What the carrier is doing off Namibia
Shilumbu said the carrier does not need to refuel at Walvis Bay. A nuclear-powered vessel of this size carries operational capabilities that remove the need for routine port calls during a transit of this nature.
Unclos also covers innocent passage in territorial seas and transit passage through straits. Shilumbu cited both as relevant provisions. The Namibian Ports Authority has acknowledged the carrier’s presence and is awaiting guidance from the Ministry of Works and Transport before taking any further steps.

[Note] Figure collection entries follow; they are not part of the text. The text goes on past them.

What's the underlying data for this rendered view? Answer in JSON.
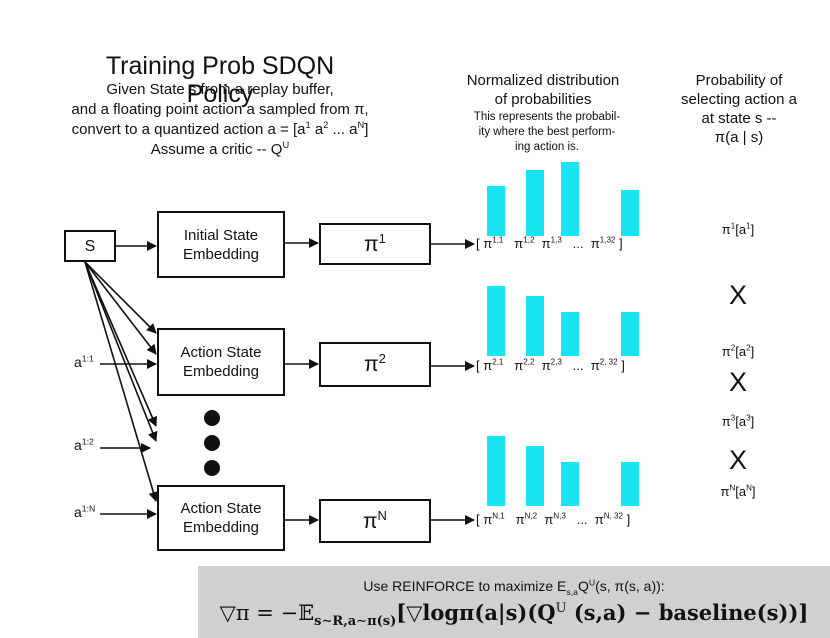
{
  "header": {
    "title": "Training Prob SDQN Policy",
    "line1": "Given State s from a replay buffer,",
    "line2": "and a floating point action a sampled from π,",
    "line3_prefix": "convert to a quantized action a = [a",
    "line3_sup1": "1",
    "line3_mid1": " a",
    "line3_sup2": "2",
    "line3_mid2": " ... a",
    "line3_sup3": "N",
    "line3_suffix": "]",
    "line4_prefix": "Assume a critic -- Q",
    "line4_sup": "U"
  },
  "dist_header": {
    "line1": "Normalized distribution",
    "line2": "of probabilities",
    "note1": "This represents the probabil-",
    "note2": "ity where the best perform-",
    "note3": "ing action is."
  },
  "prob_header": {
    "line1": "Probability of",
    "line2": "selecting action a",
    "line3": "at state s --",
    "line4": "π(a | s)"
  },
  "state": {
    "label": "S"
  },
  "embeddings": [
    {
      "line1": "Initial State",
      "line2": "Embedding"
    },
    {
      "line1": "Action State",
      "line2": "Embedding"
    },
    {
      "line1": "Action State",
      "line2": "Embedding"
    }
  ],
  "policies": [
    {
      "base": "π",
      "sup": "1"
    },
    {
      "base": "π",
      "sup": "2"
    },
    {
      "base": "π",
      "sup": "N"
    }
  ],
  "actions": [
    {
      "base": "a",
      "sup": "1:1"
    },
    {
      "base": "a",
      "sup": "1:2"
    },
    {
      "base": "a",
      "sup": "1:N"
    }
  ],
  "distributions": [
    {
      "open": "[ ",
      "close": " ]",
      "ellipsis": "...",
      "terms": [
        {
          "base": "π",
          "sup": "1,1"
        },
        {
          "base": "π",
          "sup": "1,2"
        },
        {
          "base": "π",
          "sup": "1,3"
        },
        {
          "base": "π",
          "sup": "1,32"
        }
      ],
      "bar_values": [
        0.42,
        0.55,
        0.62,
        0.38
      ]
    },
    {
      "open": "[ ",
      "close": " ]",
      "ellipsis": "...",
      "terms": [
        {
          "base": "π",
          "sup": "2,1"
        },
        {
          "base": "π",
          "sup": "2,2"
        },
        {
          "base": "π",
          "sup": "2,3"
        },
        {
          "base": "π",
          "sup": "2, 32"
        }
      ],
      "bar_values": [
        0.58,
        0.5,
        0.37,
        0.37
      ]
    },
    {
      "open": "[ ",
      "close": " ]",
      "ellipsis": "...",
      "terms": [
        {
          "base": "π",
          "sup": "N,1"
        },
        {
          "base": "π",
          "sup": "N,2"
        },
        {
          "base": "π",
          "sup": "N,3"
        },
        {
          "base": "π",
          "sup": "N, 32"
        }
      ],
      "bar_values": [
        0.58,
        0.5,
        0.37,
        0.37
      ]
    }
  ],
  "probs": [
    {
      "base": "π",
      "sup": "1",
      "arg_base": "[a",
      "arg_sup": "1",
      "arg_close": "]"
    },
    {
      "base": "π",
      "sup": "2",
      "arg_base": "[a",
      "arg_sup": "2",
      "arg_close": "]"
    },
    {
      "base": "π",
      "sup": "3",
      "arg_base": "[a",
      "arg_sup": "3",
      "arg_close": "]"
    },
    {
      "base": "π",
      "sup": "N",
      "arg_base": "[a",
      "arg_sup": "N",
      "arg_close": "]"
    }
  ],
  "multiply_symbol": "X",
  "banner": {
    "line1_prefix": "Use REINFORCE to maximize E",
    "line1_sub": "s,a",
    "line1_q": "Q",
    "line1_qsup": "U",
    "line1_suffix": "(s, π(s, a)):",
    "formula_a": "▽π = −𝔼",
    "formula_sub": "s∼R,a∼π(s)",
    "formula_b": "[▽logπ(a|s)(Q",
    "formula_sup": "U",
    "formula_c": " (s,a) − baseline(s))]"
  },
  "colors": {
    "bar": "#18e4f2",
    "banner": "#d0d0d0",
    "stroke": "#111111"
  }
}
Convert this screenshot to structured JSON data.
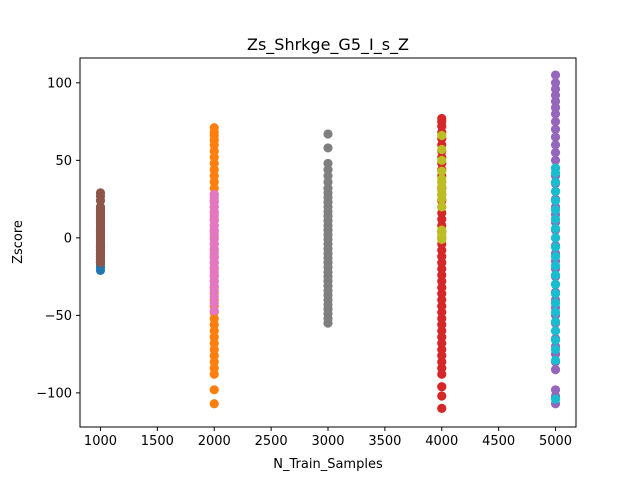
{
  "chart_data": {
    "type": "scatter",
    "title": "Zs_Shrkge_G5_I_s_Z",
    "xlabel": "N_Train_Samples",
    "ylabel": "Zscore",
    "xlim": [
      820,
      5180
    ],
    "ylim": [
      -122,
      116
    ],
    "x_ticks": [
      1000,
      1500,
      2000,
      2500,
      3000,
      3500,
      4000,
      4500,
      5000
    ],
    "x_tick_labels": [
      "1000",
      "1500",
      "2000",
      "2500",
      "3000",
      "3500",
      "4000",
      "4500",
      "5000"
    ],
    "y_ticks": [
      -100,
      -50,
      0,
      50,
      100
    ],
    "y_tick_labels": [
      "−100",
      "−50",
      "0",
      "50",
      "100"
    ],
    "grid": false,
    "legend": "none",
    "series": [
      {
        "color": "#1f77b4",
        "x": 1000,
        "values": [
          -21,
          -19,
          -17,
          -16,
          -15,
          -14,
          -12,
          -10,
          -8,
          -6
        ]
      },
      {
        "color": "#8c564b",
        "x": 1000,
        "values": [
          -16,
          -14,
          -13,
          -12,
          -11,
          -10,
          -9,
          -8,
          -7,
          -6,
          -5,
          -4,
          -3,
          -2,
          -1,
          0,
          1,
          2,
          3,
          4,
          5,
          6,
          7,
          8,
          9,
          10,
          11,
          12,
          13,
          14,
          15,
          16,
          17,
          18,
          19,
          20,
          24,
          27,
          29
        ]
      },
      {
        "color": "#ff7f0e",
        "x": 2000,
        "values": [
          -107,
          -98,
          -88,
          -84,
          -80,
          -76,
          -72,
          -68,
          -64,
          -60,
          -56,
          -52,
          -48,
          -44,
          -40,
          -36,
          -32,
          -28,
          -24,
          -20,
          -16,
          -12,
          -8,
          -4,
          0,
          4,
          8,
          12,
          16,
          20,
          24,
          28,
          32,
          36,
          40,
          44,
          48,
          52,
          56,
          60,
          63,
          66,
          68,
          71
        ]
      },
      {
        "color": "#e377c2",
        "x": 2000,
        "values": [
          -47,
          -42,
          -38,
          -34,
          -31,
          -28,
          -25,
          -22,
          -19,
          -16,
          -13,
          -10,
          -7,
          -4,
          -1,
          2,
          5,
          8,
          11,
          14,
          17,
          20,
          23,
          26,
          28
        ]
      },
      {
        "color": "#7f7f7f",
        "x": 3000,
        "values": [
          -55,
          -52,
          -49,
          -46,
          -43,
          -40,
          -37,
          -34,
          -31,
          -28,
          -25,
          -22,
          -19,
          -16,
          -13,
          -10,
          -7,
          -4,
          -1,
          2,
          5,
          8,
          11,
          14,
          17,
          20,
          23,
          26,
          29,
          32,
          36,
          40,
          44,
          48,
          58,
          67
        ]
      },
      {
        "color": "#d62728",
        "x": 4000,
        "values": [
          -110,
          -102,
          -96,
          -88,
          -84,
          -80,
          -76,
          -72,
          -68,
          -64,
          -60,
          -56,
          -52,
          -48,
          -44,
          -40,
          -36,
          -32,
          -28,
          -24,
          -20,
          -16,
          -12,
          -8,
          -4,
          0,
          4,
          8,
          12,
          16,
          20,
          24,
          28,
          32,
          36,
          40,
          44,
          48,
          52,
          56,
          60,
          64,
          68,
          72,
          75,
          77
        ]
      },
      {
        "color": "#bcbd22",
        "x": 4000,
        "values": [
          -1,
          1,
          3,
          5,
          20,
          25,
          28,
          30,
          33,
          36,
          38,
          43,
          50,
          57,
          66
        ]
      },
      {
        "color": "#9467bd",
        "x": 5000,
        "values": [
          -107,
          -102,
          -98,
          -85,
          -80,
          -75,
          -70,
          -65,
          -60,
          -55,
          -50,
          -45,
          -40,
          -35,
          -30,
          -25,
          -20,
          -15,
          -10,
          -5,
          0,
          5,
          10,
          15,
          20,
          25,
          30,
          35,
          40,
          45,
          50,
          55,
          60,
          65,
          70,
          75,
          80,
          84,
          88,
          92,
          96,
          100,
          105
        ]
      },
      {
        "color": "#17becf",
        "x": 5000,
        "values": [
          -104,
          -79,
          -72,
          -66,
          -60,
          -54,
          -48,
          -42,
          -36,
          -30,
          -24,
          -18,
          -12,
          -6,
          0,
          6,
          12,
          18,
          24,
          30,
          36,
          42,
          45
        ]
      }
    ]
  }
}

The United States Naval Institute reported last week that the USS George HW Bush deployed at the end of March. Its current passage off the Namibian coast is part of a broader route around the African continent, with the carrier expected to join a growing US naval presence in the Arabian Sea.
Why the route matters
The circumnavigation is deliberate. Routing around Africa allows the carrier and its escort vessels to bypass the Red Sea and the Bab el-Mandeb Strait, both of which have seen heightened activity in recent years. Drone and missile attacks on US and commercial shipping disrupted the corridor across 2024 and 2025, turning the shortcut through Egypt’s Suez Canal into a calculated risk for major warships.
The Strait of Hormuz itself is the destination. US forces are currently enforcing a blockade in that chokepoint, and the George HW Bush is being positioned to reinforce that presence. Namibia’s role in the transit is entirely passive, but its waters have now become part of the map of a wider geopolitical realignment playing out across the Indian Ocean and the Gulf.